Il était une fois un champ où le soleil ne faisait pas que mûrir les tomates : il faisait aussi tourner la pompe, allumer la serre et charger le portable du fellah. C’est l’image idéale de l’agriculture solaire, celle qu’on exhibe dans les brochures du SIAM 2025. Et parfois, c’est vrai.
Le Maroc a misé gros sur les énergies renouvelables, et l’agriculture suit. Le pompage solaire pour l’irrigation est devenu un outil stratégique. Le rêve ? Une ferme autonome, connectée, zéro émission. Dans les zones reculées, c’est même une révolution : là où il n’y avait ni EDF ni ONEE, il y a désormais un panneau, une batterie, et de l’eau qui monte toute seule.
Mais cette belle histoire a ses ombres. L’installation coûte cher. Les subventions existent, mais restent limitées. L’entretien technique est un défi. Et les batteries ? Leur durée de vie est plus courte que la sécheresse.
Dans les zones irriguées intensives, le solaire permet d’intensifier la production sans culpabiliser. Mais est-ce une vraie transition ou juste une rustine verte ? Utiliser le soleil pour pomper encore plus d’eau dans des nappes qui s’assèchent, est-ce vraiment durable ? Ou est-ce simplement une perfusion propre à un modèle malade ?
Et puis il y a les paradoxes. On parle d’autonomie énergétique, mais les équipements sont importés, les techniciens parfois absents, et les projets portés par des entreprises peu intéressées par le long terme. Résultat : des installations solaires en jachère, des panneaux mal orientés, et des espoirs débranchés.
Solaire pour les riches, velos pour les autres ?

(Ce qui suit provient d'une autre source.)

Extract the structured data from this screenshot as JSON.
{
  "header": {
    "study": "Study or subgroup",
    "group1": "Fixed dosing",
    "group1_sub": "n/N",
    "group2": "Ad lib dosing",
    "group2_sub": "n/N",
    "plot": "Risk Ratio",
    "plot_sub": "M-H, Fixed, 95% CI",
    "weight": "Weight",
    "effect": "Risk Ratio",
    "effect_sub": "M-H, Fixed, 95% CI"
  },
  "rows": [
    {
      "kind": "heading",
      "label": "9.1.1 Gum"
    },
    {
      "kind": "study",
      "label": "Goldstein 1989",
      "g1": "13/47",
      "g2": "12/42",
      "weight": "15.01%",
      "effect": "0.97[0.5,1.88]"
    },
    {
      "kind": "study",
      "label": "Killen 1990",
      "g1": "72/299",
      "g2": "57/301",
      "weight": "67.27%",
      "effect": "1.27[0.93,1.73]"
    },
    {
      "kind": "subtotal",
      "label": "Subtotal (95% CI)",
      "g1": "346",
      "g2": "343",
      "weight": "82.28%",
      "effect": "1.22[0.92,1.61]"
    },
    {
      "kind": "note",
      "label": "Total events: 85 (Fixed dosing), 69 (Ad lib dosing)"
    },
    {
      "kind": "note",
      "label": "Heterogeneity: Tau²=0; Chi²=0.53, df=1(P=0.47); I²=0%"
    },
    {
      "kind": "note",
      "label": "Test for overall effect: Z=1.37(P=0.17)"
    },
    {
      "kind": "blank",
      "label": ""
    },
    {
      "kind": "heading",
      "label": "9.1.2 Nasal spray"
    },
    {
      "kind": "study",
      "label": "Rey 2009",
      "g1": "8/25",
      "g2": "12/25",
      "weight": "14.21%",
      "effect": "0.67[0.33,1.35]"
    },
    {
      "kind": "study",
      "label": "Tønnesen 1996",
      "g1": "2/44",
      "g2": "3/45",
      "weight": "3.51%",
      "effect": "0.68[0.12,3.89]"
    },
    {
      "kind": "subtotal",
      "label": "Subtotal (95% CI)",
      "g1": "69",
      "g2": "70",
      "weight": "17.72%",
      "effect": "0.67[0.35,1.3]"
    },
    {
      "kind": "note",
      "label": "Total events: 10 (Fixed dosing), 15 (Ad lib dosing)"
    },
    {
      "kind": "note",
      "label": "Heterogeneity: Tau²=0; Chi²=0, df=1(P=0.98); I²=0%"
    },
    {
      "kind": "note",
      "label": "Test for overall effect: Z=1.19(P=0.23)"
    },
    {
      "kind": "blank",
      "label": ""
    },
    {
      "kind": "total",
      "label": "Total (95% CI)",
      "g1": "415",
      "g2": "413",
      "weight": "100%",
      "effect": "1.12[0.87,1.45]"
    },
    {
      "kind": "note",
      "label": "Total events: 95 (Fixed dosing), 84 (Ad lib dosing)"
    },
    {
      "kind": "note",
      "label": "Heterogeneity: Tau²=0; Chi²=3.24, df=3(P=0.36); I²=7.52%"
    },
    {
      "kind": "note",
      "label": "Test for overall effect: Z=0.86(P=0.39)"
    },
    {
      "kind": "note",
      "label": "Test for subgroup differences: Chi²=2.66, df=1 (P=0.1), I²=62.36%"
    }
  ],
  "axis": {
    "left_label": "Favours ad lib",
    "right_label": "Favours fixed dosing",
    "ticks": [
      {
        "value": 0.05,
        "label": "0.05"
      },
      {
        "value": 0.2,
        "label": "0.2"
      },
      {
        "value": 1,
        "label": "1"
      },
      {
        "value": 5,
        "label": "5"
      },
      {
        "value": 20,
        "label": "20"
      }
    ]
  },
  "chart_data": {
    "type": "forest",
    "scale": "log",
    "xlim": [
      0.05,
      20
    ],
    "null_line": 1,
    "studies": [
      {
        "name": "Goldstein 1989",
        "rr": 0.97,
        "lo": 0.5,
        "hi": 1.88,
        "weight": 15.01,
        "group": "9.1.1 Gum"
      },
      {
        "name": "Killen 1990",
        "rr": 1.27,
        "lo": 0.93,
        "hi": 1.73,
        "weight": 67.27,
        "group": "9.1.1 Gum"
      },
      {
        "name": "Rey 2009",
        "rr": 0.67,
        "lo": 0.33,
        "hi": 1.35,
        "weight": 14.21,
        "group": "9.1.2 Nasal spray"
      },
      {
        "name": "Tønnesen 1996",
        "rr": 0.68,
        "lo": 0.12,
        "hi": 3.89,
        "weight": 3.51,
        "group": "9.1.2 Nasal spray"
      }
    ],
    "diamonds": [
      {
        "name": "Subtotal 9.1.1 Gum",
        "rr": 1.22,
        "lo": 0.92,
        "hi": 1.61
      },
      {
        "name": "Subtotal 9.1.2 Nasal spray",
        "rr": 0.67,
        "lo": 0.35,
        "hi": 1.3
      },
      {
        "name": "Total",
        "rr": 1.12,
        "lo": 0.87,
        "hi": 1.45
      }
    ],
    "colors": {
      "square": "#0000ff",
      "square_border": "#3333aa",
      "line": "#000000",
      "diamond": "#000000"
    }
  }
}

À force de vanter les bienfaits du solaire, on oublie que c’est une technologie sociale avant d’être une technologie énergétique. Qui y accède ? Qui comprend comment ça marche ? Qui répare ? Qui remplace la batterie quand elle rend l’âme ? L’agriculture solaire, pour l’instant, est souvent l’apanage de ceux qui ont déjà de l’avance : grands exploitants, coopératives dynamiques, agriculteurs formés. Et les autres ? Ils regardent le panneau comme on regarde un OVNI. Le vrai défi, ce n’est pas d’installer des panneaux. C’est de mettre l’énergie dans les mains de ceux qui en manquent le plus.